Além das provocações e da algazarra promovidas no campus, difundiram o discurso reacionário de que o aborto seria “assassinato”. Essa posição ignora deliberadamente a realidade brutal vivida por milhares de mulheres e meninas no Brasil. Em um país onde ao menos 87 mil mulheres são vítimas de violência sexual todos os anos — muitas delas crianças que sequer possuem condições físicas ou psicológicas de levar adiante uma gestação — a criminalização do aborto significa, na prática, condenar essas vítimas à violência permanente.
Também é preciso lembrar que a criminalização do aborto não impede que ele aconteça: apenas empurra mulheres, sobretudo as da classe trabalhadora, para procedimentos inseguros. As complicações decorrentes de abortos clandestinos seguem sendo uma causa relevante de mortalidade materna no país, com cerca de uma morte a cada dois dias.

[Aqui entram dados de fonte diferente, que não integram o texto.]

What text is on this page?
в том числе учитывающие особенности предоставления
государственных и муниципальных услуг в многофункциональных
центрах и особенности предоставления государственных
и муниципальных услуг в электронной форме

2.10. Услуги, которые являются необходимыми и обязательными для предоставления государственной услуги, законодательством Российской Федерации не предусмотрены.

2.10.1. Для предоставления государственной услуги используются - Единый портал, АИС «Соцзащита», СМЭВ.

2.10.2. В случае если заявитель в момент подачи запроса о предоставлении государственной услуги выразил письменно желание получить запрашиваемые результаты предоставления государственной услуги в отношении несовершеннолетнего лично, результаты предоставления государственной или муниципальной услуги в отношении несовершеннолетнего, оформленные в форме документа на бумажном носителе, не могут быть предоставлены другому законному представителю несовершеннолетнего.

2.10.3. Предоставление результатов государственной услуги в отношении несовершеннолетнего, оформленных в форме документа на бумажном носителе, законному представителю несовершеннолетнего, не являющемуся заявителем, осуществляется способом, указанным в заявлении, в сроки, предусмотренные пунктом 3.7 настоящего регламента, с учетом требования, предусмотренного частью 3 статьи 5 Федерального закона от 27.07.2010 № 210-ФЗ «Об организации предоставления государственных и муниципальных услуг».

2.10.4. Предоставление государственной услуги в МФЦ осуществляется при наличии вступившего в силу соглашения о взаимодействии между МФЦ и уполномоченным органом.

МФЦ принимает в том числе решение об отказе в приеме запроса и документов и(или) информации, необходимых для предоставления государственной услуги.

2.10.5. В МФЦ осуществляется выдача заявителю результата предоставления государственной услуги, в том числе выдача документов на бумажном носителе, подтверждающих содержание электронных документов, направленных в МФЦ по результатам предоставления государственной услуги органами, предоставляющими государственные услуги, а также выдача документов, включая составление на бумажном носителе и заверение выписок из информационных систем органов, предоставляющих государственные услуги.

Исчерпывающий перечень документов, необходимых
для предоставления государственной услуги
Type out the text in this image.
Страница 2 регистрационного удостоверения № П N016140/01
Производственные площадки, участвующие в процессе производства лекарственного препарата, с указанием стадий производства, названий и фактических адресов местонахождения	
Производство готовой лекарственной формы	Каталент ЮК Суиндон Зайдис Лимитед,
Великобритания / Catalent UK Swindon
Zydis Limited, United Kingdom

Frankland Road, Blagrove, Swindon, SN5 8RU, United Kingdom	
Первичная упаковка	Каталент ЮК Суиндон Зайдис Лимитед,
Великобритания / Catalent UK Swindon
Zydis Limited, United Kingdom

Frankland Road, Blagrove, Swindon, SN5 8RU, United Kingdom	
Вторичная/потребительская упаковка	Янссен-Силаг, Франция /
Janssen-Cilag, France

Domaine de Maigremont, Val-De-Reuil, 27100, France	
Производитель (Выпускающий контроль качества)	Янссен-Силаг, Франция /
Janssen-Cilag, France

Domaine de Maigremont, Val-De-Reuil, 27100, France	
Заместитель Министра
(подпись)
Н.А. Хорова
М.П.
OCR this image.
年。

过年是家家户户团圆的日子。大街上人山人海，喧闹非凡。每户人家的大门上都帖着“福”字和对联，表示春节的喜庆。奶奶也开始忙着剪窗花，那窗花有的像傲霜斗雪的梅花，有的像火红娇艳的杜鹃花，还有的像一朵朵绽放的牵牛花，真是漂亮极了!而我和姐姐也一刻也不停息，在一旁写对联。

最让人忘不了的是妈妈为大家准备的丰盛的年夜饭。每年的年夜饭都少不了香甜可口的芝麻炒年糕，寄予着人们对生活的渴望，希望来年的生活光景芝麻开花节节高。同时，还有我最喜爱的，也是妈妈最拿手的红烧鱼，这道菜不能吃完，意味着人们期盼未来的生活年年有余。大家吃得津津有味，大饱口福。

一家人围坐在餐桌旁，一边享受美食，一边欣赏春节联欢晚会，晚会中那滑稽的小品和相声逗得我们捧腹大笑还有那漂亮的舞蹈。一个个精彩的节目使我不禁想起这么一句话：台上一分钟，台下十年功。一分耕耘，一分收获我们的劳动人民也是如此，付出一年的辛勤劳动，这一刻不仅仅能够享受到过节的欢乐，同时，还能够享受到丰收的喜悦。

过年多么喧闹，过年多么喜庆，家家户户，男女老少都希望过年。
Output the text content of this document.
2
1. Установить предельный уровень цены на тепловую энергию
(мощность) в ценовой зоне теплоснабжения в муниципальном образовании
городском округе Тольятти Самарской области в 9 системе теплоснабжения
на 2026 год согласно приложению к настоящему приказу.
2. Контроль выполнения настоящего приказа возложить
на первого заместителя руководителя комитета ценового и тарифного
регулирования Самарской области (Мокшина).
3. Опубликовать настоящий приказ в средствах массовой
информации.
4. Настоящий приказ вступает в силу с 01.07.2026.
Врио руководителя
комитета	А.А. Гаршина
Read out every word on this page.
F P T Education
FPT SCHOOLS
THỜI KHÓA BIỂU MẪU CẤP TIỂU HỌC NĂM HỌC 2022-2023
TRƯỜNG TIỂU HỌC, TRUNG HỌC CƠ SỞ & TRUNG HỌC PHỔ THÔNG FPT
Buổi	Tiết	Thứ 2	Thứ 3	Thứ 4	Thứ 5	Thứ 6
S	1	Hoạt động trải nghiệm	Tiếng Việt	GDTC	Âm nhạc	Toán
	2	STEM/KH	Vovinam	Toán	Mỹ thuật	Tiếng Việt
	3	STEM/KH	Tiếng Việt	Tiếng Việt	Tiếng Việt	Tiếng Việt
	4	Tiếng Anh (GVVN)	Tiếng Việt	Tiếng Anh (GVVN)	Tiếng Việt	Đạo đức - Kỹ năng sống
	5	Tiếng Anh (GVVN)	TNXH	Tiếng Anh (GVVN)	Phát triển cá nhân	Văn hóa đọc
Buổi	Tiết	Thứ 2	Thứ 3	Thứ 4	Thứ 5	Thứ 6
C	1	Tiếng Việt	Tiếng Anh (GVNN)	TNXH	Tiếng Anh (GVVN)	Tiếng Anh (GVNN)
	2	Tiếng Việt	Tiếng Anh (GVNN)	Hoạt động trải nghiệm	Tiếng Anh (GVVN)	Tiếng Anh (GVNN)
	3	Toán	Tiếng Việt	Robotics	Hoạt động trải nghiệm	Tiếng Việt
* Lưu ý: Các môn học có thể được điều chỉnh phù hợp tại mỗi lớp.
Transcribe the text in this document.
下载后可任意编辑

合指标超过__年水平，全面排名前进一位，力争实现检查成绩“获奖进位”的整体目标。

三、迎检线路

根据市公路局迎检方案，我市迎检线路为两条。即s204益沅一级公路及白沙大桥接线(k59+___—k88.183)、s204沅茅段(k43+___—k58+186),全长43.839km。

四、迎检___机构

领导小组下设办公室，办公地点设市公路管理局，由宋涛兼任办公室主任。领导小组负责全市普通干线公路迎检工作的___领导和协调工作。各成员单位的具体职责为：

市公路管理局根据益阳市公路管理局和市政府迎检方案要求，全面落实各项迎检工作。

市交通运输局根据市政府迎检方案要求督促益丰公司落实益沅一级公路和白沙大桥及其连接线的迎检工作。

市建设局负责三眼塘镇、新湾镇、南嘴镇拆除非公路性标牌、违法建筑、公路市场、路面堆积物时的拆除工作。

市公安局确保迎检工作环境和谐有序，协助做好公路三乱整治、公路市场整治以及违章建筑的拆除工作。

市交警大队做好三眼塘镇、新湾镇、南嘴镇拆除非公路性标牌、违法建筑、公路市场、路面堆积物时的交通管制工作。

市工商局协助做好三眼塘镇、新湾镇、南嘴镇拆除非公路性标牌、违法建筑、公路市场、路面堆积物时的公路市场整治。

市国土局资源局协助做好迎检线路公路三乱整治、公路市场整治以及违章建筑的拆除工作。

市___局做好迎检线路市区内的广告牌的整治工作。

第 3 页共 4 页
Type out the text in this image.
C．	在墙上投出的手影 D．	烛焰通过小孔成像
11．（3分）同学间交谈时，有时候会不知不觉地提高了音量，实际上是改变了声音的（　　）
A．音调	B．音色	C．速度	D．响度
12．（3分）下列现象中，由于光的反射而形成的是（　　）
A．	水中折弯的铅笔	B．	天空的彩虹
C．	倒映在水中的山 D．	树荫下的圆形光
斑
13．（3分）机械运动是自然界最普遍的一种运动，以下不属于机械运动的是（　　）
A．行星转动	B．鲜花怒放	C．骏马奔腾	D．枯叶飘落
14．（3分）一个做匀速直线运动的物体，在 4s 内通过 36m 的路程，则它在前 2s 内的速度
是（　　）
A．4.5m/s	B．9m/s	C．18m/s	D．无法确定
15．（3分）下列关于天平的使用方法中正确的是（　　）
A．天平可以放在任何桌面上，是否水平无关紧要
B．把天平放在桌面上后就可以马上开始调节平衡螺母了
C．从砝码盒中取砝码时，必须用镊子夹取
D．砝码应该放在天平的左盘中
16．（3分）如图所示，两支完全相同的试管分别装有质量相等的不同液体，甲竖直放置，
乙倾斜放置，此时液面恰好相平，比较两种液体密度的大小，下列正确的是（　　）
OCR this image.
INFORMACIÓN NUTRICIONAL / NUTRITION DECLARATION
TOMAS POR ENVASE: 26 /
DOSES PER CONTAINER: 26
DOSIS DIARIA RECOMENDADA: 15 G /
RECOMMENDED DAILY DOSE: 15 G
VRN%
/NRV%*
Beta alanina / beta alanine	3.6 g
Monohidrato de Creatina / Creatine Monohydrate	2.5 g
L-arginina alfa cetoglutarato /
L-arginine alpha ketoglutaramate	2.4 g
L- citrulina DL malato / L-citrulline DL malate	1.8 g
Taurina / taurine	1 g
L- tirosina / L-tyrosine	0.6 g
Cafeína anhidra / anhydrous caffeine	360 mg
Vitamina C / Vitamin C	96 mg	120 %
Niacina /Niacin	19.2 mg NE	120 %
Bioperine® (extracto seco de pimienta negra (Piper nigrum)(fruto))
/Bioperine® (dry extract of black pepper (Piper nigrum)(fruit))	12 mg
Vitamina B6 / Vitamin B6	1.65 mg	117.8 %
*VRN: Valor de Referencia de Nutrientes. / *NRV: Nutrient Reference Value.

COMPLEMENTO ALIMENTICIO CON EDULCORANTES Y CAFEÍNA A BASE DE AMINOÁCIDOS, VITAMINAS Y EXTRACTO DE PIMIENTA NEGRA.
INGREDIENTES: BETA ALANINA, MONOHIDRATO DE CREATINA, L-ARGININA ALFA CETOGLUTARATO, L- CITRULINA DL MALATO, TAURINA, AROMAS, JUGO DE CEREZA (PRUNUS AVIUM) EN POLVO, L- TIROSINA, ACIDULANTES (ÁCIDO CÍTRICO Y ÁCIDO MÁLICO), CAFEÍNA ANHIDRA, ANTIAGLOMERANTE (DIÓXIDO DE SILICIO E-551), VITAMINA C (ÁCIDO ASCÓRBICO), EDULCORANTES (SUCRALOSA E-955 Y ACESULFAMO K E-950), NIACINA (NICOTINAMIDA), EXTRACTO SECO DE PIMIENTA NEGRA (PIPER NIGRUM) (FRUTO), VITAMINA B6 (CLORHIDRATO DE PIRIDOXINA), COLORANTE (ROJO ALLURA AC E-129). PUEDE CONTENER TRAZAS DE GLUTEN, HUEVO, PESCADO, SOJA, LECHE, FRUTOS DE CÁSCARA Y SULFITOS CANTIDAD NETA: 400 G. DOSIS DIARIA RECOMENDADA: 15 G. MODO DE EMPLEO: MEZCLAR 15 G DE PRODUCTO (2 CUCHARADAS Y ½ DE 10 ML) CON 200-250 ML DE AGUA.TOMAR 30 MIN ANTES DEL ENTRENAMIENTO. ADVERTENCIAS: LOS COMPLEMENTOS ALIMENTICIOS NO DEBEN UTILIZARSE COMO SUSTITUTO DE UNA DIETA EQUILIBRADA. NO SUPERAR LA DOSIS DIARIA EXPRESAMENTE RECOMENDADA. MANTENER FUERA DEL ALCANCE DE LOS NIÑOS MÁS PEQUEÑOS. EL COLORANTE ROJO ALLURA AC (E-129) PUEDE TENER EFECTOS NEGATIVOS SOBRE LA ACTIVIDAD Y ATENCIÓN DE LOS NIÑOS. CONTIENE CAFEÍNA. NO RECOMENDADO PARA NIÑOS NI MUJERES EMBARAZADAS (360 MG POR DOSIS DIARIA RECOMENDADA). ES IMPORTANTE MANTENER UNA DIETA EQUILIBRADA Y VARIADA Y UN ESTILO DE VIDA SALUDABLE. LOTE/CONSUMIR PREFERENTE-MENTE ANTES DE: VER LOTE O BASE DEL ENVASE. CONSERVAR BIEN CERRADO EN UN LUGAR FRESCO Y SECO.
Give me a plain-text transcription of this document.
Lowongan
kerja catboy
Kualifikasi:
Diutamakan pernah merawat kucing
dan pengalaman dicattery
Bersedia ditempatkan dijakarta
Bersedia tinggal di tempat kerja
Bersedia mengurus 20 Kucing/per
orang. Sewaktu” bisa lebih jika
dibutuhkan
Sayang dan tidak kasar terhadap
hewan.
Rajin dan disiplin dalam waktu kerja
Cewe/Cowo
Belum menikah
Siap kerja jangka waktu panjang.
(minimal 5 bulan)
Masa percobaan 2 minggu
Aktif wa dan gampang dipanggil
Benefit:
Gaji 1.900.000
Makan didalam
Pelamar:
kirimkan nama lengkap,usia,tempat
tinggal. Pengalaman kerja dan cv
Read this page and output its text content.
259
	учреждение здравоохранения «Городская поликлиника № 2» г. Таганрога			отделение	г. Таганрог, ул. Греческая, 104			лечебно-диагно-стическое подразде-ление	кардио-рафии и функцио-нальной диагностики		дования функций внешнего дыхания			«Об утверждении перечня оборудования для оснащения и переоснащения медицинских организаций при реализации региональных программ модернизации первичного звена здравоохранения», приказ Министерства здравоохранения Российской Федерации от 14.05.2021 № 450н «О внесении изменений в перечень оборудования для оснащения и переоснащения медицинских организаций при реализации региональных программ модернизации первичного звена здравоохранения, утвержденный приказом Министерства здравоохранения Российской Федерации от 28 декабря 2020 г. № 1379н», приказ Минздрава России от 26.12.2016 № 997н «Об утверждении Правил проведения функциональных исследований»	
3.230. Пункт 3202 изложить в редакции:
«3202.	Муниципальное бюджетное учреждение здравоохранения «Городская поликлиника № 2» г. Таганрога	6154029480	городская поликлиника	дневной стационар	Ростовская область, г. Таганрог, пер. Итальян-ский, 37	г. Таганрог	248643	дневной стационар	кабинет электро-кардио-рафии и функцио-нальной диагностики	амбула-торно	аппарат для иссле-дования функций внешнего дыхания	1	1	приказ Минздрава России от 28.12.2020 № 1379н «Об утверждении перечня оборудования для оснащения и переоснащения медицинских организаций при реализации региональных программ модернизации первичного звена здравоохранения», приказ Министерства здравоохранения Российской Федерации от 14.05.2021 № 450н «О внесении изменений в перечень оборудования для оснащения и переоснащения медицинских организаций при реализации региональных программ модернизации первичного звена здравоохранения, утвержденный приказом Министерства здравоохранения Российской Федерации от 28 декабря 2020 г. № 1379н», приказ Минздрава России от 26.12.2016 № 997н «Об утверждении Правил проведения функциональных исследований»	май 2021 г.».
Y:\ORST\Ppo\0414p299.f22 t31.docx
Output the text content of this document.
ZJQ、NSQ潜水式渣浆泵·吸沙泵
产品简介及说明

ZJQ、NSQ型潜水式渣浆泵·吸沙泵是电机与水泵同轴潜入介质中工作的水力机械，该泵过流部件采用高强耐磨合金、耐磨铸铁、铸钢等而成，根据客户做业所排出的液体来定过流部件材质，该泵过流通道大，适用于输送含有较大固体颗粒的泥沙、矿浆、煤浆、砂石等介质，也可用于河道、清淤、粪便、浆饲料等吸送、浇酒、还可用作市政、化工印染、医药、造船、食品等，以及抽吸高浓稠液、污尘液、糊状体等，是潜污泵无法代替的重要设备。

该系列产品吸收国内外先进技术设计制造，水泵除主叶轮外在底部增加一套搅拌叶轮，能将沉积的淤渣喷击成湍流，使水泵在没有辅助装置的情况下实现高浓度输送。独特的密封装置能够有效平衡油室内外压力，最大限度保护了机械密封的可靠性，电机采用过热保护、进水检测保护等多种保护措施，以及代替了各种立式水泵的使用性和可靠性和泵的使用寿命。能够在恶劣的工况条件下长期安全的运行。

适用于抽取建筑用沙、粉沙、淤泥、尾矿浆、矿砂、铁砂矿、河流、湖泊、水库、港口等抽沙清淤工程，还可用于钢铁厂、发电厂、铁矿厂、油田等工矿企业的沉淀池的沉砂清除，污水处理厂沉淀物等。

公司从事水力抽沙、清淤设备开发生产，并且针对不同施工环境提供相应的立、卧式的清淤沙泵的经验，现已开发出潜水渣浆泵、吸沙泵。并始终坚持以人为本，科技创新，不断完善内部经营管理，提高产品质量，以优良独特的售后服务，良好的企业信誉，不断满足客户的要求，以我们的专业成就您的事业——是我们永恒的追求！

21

Grande parte da atividade legislativa de Pavanato tem sido dedicada a atacar os direitos reprodutivos das mulheres. Entre suas iniciativas estão projetos que buscam restringir o acesso ao aborto legal, como propostas que exigem a apresentação de boletim de ocorrência para comprovar casos de estupro — um obstáculo adicional para vítimas que já enfrentam enorme dificuldade para acessar esse direito garantido em lei. Também apresentou iniciativas que pretendem impor o sepultamento obrigatório de fetos e natimortos, com emissão de certidão de óbito contendo nome dos responsáveis e causa da morte.
Às vésperas do 8 de Março, data histórica de luta das mulheres trabalhadoras, esse ataque frontal aos direitos das mulheres e das crianças evidencia o caráter profundamente reacionário daqueles que tentam transformar a universidade em palco para a propagação do ódio e do conservadorismo.
Não é a primeira vez que o vereador dirige ataques à classe trabalhadora. Em 2025, chegou a chamar professores em greve de “vagabundos”, ao mesmo tempo em que aprovava para si próprio um aumento salarial de 37%, passando a receber o equivalente ao salário de cerca de seis professores — um contraste revelador sobre quais interesses de fato orientam sua atuação política.
Repudiamos qualquer tentativa de criminalizar os estudantes agredidos. Não aceitaremos que as vítimas sejam tratadas como culpadas enquanto os responsáveis pela violência tentam se esconder atrás de cargos institucionais e do aparato repressivo do Estado. A atuação da polícia durante o episódio evidencia esse problema: aqueles que supostamente deveriam garantir a segurança dos estudantes atuaram, na prática, para proteger os agressores. Não por acaso, Pavanato e seus capangas deixaram o local escoltados, enquanto as denúncias dos estudantes atacados foram ignoradas.

Situações como essa demonstram, mais uma vez, que a juventude não pode confiar na proteção das instituições burguesas. Reafirmamos a necessidade de lutar pelo fim da PM na USP, que em nada contribui para a segurança de estudantes e trabalhadores da universidade, bem como pelo fim da própria Polícia Militar, historicamente voltada à repressão da classe trabalhadora. A única garantia real contra a violência da extrema-direita é a organização coletiva e a mobilização dos próprios estudantes.
A Universidade de São Paulo não pode se omitir diante de ataques dessa natureza. É necessário que a instituição se posicione e garanta a defesa de seus estudantes frente à violência da extrema-direita. Ao mesmo tempo, é fundamental que o conjunto das organizações, coletivos e entidades estudantis, junto à comunidade universitária, se organize para enfrentar esses ataques. A construção de iniciativas de mobilização e autodefesa — como comitês de defesa na Universidade — é um passo importante para impedir que a extrema-direita utilize a USP como palco de intimidação e violência política.
Reafirmamos nossa solidariedade aos estudantes feridos e a todos que estiveram na linha de frente da mobilização. A juventude da USP demonstrou que não aceitará passivamente as provocações e ataques contra a universidade pública. Seguiremos firmes na luta contra a extrema-direita e em defesa da organização da juventude e da classe trabalhadora.